Kumar Raman
President, Academy of Family Physicians of India, Uttar Pradesh, India.
Chief Editor, Journal of Family Medicine and Primary Care, Ghaziabad, Uttar Pradesh, India.
J Family Med Prim Care. 2019 Feb;8(2):323-325. doi: 10.4103/jfmpc.jfmpc_147_19.
After 21 years, a new MBBS curriculum has been released by the Medical Council of India (MCI), titled "Competency-based UG Curriculum for the Indian Medical Graduates." This curriculum is to be rolled out from August 2019 across India. The curriculum document runs through 890 pages in three volumes. Overall, 2939 competencies have been proposed to be acquired by trainee MBBS doctors. The parliament of India in one of its reports (2016) noted that the medical education system is designed in a way that the concept of family physicians has been ignored. Not to mention a formal introduction as discipline, the new MCI MBBS curriculum does not even mention the words "General Practice" or "Family Medicine" or "Family Physicians" throughout the voluminous document. The curriculum committee has also ignored the recommendations of National Health Policies (NHPs) of 2002 and 2017 of the Government of India (GOI). In practicality, it leaves the MBBS students in the road of no return of specialist and tertiary level hospitalist care. It deliberately deprives thousands of medical graduates an invaluable autonomous career in community setting as practicing family doctors. Simultaneously, this new curriculum drafting exposes a treacherous hierarchical monopoly of hospital based specialists doctors over generalist community based primary care physicians within the healthcare delivery system of India. Keeping out family physicians and general practitioners from the health system means a free flow of patients from community to expensive tertiary care facilities in the absence of any structured referral system. Family medicine and general practice are independent medical disciplines/specialties across world. The curriculum neither meets the national public health aspirations nor the GOI policies on medical education. If implemented, it will be disastrous to the healthcare delivery system and public good in general. The new MBBS curriculum deserves to be outright rejected for the inherent fallacies.

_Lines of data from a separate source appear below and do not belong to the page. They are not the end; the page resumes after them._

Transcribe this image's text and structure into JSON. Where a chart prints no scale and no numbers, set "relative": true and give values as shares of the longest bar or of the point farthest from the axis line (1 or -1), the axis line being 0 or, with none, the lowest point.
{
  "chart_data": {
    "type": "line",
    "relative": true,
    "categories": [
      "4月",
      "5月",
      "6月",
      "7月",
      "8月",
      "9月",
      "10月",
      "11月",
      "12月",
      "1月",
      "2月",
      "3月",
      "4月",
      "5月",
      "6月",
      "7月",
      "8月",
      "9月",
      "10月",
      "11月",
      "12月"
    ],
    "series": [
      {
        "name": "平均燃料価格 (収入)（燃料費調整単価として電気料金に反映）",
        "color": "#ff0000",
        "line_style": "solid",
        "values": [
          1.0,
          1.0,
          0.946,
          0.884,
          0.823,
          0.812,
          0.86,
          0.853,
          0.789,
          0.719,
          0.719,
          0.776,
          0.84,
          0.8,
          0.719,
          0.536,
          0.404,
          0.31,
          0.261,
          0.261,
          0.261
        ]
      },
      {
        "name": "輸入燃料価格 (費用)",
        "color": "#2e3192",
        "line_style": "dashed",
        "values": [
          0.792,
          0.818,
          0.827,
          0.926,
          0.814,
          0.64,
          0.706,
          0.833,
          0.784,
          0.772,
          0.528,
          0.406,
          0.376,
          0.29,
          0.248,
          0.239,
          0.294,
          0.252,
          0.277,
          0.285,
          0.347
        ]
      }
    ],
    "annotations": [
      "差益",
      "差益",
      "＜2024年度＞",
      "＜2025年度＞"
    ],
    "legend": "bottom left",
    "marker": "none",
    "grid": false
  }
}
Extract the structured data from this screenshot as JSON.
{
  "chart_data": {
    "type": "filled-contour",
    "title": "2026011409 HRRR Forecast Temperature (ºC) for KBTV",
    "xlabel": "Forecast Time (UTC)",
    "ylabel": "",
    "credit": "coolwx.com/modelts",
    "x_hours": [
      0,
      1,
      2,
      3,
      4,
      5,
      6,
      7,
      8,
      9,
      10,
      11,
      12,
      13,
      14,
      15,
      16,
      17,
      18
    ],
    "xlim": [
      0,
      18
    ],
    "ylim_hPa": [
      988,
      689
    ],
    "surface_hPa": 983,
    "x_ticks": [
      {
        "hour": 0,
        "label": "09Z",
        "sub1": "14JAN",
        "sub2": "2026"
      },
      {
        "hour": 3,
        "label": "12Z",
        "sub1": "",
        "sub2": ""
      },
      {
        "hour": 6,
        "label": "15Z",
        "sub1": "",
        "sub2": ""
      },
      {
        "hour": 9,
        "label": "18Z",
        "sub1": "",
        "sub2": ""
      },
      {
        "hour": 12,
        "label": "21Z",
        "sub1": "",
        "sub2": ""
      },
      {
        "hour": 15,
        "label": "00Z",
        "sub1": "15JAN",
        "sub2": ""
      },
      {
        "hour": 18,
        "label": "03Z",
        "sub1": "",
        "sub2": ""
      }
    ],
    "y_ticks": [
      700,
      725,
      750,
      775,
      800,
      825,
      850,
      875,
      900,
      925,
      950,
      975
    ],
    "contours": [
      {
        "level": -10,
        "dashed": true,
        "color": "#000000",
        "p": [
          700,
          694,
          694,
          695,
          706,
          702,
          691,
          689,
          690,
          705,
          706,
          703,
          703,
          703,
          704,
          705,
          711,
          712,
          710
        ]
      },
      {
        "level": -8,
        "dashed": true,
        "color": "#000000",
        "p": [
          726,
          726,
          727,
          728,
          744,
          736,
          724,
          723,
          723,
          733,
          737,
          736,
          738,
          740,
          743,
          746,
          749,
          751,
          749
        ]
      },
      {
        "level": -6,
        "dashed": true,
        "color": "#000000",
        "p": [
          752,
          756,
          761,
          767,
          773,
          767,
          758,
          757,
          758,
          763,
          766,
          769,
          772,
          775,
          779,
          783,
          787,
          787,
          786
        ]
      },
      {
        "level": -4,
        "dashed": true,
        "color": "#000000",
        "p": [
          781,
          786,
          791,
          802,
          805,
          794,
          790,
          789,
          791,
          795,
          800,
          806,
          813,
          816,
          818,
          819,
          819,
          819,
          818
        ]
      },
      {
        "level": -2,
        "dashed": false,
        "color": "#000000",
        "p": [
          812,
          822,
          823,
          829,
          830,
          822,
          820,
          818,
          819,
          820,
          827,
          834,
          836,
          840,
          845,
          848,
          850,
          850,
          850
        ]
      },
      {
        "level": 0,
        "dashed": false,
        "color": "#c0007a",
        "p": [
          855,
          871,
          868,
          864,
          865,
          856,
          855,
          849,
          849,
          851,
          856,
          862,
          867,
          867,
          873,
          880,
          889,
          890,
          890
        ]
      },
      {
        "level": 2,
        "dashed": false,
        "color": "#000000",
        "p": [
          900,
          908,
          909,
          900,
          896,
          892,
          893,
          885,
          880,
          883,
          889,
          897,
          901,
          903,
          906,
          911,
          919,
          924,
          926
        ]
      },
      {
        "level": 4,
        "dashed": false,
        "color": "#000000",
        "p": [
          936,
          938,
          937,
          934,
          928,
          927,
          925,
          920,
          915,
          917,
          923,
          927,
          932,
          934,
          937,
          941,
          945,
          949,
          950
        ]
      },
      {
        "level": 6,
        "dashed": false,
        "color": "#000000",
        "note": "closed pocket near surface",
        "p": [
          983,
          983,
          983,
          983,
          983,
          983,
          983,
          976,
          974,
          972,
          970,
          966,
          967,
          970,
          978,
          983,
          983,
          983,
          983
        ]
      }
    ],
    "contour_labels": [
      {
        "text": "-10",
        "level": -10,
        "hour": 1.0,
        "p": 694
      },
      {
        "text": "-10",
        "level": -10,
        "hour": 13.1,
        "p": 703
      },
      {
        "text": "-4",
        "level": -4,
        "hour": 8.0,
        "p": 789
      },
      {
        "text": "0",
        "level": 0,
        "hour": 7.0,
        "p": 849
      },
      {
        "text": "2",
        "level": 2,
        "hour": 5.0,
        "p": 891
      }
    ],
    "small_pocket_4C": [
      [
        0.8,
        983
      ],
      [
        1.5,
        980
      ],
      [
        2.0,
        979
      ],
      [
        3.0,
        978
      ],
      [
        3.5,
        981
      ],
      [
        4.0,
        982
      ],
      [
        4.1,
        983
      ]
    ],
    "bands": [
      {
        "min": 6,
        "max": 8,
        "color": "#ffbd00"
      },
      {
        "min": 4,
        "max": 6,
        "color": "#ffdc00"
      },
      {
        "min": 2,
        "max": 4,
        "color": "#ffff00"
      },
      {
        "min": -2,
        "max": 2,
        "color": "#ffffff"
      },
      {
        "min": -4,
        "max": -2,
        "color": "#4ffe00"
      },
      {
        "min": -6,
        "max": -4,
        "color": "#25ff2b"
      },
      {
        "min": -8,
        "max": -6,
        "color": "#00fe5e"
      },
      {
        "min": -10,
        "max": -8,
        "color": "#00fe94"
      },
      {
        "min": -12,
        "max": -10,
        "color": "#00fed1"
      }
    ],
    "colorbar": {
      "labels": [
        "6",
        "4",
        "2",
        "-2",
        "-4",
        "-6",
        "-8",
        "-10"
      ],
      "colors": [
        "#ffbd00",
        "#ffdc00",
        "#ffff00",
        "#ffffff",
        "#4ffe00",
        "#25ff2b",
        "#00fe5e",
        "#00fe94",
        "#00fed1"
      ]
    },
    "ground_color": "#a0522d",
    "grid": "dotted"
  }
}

21年后,印度医学委员会(MCI)发布了一门新的医学学士课程,名为“印度医学毕业生基于能力的本科课程”。该课程将于2019年8月在印度全国推行。课程文件共三卷,长达890页。总体而言,提议医学学士实习医生要掌握2939项能力。印度议会在其一份报告(2016年)中指出,医学教育体系的设计方式忽视了家庭医生的概念。新的MCI医学学士课程不仅没有正式引入这一学科,甚至在这份冗长的文件中都未提及“全科医疗”“家庭医学”或“家庭医生”这些词汇。课程委员会还忽视了印度政府2002年和2017年国家卫生政策(NHPs)的建议。实际上,这让医学学士学生走上了专注于专科和三级医院医疗的不归路。它故意剥夺了数千名医学毕业生在社区环境中从事宝贵的自主家庭医生职业的机会。同时,这份新课程草案暴露了在印度医疗服务体系中,以医院为基础的专科医生对以社区为基础的全科初级保健医生存在危险的等级垄断。将家庭医生和全科医生排除在卫生系统之外意味着在没有任何结构化转诊系统的情况下,患者从社区自由流向昂贵的三级医疗设施。家庭医学和全科医疗在全世界都是独立的医学学科/专业。该课程既不符合国家公共卫生期望,也不符合印度政府的医学教育政策。如果实施,对医疗服务体系和公共利益总体上都将是灾难性的。鉴于其内在的谬误,新的医学学士课程应被彻底否决。